Workplace Trauma Month 2025: Why speak-up policies often fail — and what trust should look like
- Elisava N Dawson
- Apr 7
- 3 min read
Updated: 1 day ago

When companies roll out speak-up policies, but employees stay silent, the issue often runs deeper than culture or leadership. It runs into the human brain.
Take ASML (www.asml.com). In 2023, despite its strong “Speak Up” policy and public stance on inclusion, internal complaints about gender discrimination went unanswered and surfaced in the press. Female employees reported retaliation, stalled promotions, and a system that didn’t listen. So, they turned to their union instead.
This wasn’t just a policy failure. It was a psychological one that leads to workplace trauma.
As a behavioural psychologist, I’ve seen this before: well-meaning policies collapse without a real understanding of trust and safety. ASML’s story is a case study of how and why that happens.
The psychology of speaking up (or staying silent)
Speaking up at work isn’t just about having a policy. It’s about how the brain handles risk.

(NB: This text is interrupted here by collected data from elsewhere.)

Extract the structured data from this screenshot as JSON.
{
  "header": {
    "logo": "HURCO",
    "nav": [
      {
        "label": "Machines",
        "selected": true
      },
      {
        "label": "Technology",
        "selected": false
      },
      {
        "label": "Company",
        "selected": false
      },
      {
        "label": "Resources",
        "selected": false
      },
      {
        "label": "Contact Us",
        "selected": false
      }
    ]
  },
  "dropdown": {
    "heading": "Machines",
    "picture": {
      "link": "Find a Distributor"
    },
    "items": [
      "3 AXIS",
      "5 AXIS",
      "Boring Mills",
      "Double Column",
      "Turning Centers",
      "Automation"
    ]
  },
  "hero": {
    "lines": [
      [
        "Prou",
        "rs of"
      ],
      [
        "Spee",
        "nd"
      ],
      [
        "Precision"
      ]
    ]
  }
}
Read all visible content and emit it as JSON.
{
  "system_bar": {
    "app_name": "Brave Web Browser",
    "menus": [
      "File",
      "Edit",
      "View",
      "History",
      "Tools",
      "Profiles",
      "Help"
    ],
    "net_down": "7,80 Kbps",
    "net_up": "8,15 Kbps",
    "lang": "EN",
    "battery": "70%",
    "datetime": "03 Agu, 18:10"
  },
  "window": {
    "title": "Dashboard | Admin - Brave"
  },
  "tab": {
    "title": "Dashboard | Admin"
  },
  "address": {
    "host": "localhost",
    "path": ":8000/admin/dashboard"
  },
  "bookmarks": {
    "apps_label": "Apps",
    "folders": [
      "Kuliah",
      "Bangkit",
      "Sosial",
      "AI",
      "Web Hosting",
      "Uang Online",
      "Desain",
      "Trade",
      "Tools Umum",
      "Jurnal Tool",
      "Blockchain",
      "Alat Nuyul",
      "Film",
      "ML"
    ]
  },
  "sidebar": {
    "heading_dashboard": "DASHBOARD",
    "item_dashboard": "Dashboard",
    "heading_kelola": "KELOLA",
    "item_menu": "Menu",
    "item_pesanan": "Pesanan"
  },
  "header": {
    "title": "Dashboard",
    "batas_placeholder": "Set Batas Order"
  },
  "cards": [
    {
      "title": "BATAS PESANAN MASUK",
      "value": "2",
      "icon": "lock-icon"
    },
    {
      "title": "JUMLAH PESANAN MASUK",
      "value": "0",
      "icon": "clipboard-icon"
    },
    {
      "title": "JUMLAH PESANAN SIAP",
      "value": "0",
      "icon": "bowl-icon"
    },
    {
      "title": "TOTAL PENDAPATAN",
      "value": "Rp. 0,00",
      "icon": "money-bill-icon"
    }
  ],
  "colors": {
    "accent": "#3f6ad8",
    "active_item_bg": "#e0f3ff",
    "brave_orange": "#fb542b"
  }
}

Behavioural psychology shows us that whether someone voices a concern depends on three key things:
1. Psychological safety vs. perceived risk
Our brains are wired to scan for social threats. When someone considers raising a concern, the limbic system — our emotional brain — lights up and asks:
What happened last time someone spoke up?
Were there consequences?
Who’s in the room right now?
Even with solid policies in place, people may stay quiet. Their brains have learned that the social risk outweighs the benefit. In simple terms: if the brain senses threat, silence wins.
2. The trust-action loop
Trust in the workplace follows what psychologists call a "behavioural reinforcement cycle." Here's how it works:

This cycle perfectly illustrates what happened at ASML. Female employees raised concerns for months. But when there was no meaningful response, trust eroded. By the time the story hit the media, many had already walked away from internal reporting channels.
This isn’t just disappointment; it’s a learned response. And it’s predictable.
3. The hidden costs of empty promises
When organizations promote speak-up cultures without follow-through, they trigger what psychologists call “learned helplessness”, which is the belief that nothing you do will make a difference. The cost is high:
Drop in motivation and engagement
Stress goes up
Innovation and problem-solving shrink
Turnover risk rises
How trust Builds: A science-based approach
The good news? Trust is teachable. But it needs more than good intentions.
Here's what the research tells us works:
1. Quick wins matter most
The first 90 days after an employee speaks up are crucial. Our brains are particularly attentive to early experiences. Leaders should:
Acknowledge concerns within 24-48 hours
Share clear next steps within a week
Show visible progress within a month
2. Transparency in action
The brain craves clarity and predictability. Even if solutions are imperfect, explain:
What’s being done
Why some changes aren’t possible
What the timeline looks like
3. The power of social proof
We're deeply influenced by what we observe in others. Organizations should:
Celebrate (with permission) examples of successful speak-up situations
Share anonymized stories of how feedback led to change
Make leaders' responses to concerns visible when appropriate
Making it work: practical steps
If organizations want people to speak up, they need more than good intentions. They need systems and habits that make trust real.
For leaders:
Run regular check-ins to ask what’s working and what isn’t
Track issues raised and update teams on progress
Be human: share your own mistakes and uncertainties
Show appreciation when people raise uncomfortable truths
For organizations:
Track response times and follow through on feedback
Make “speak-up effectiveness” part of how leaders are evaluated
Train managers in active listening and conflict sensitivity
Offer multiple feedback channels: anonymous, direct, digital, in-person
The Bottom Line
Policies don’t build speak-up cultures. Behaviour does. Trust builds slowly, one consistent, honest interaction at a time. So, when organizations understand the psychology of safety, they can create environments where speaking up feels not just allowed, but natural.
Safety builds trust. Trust builds everything else.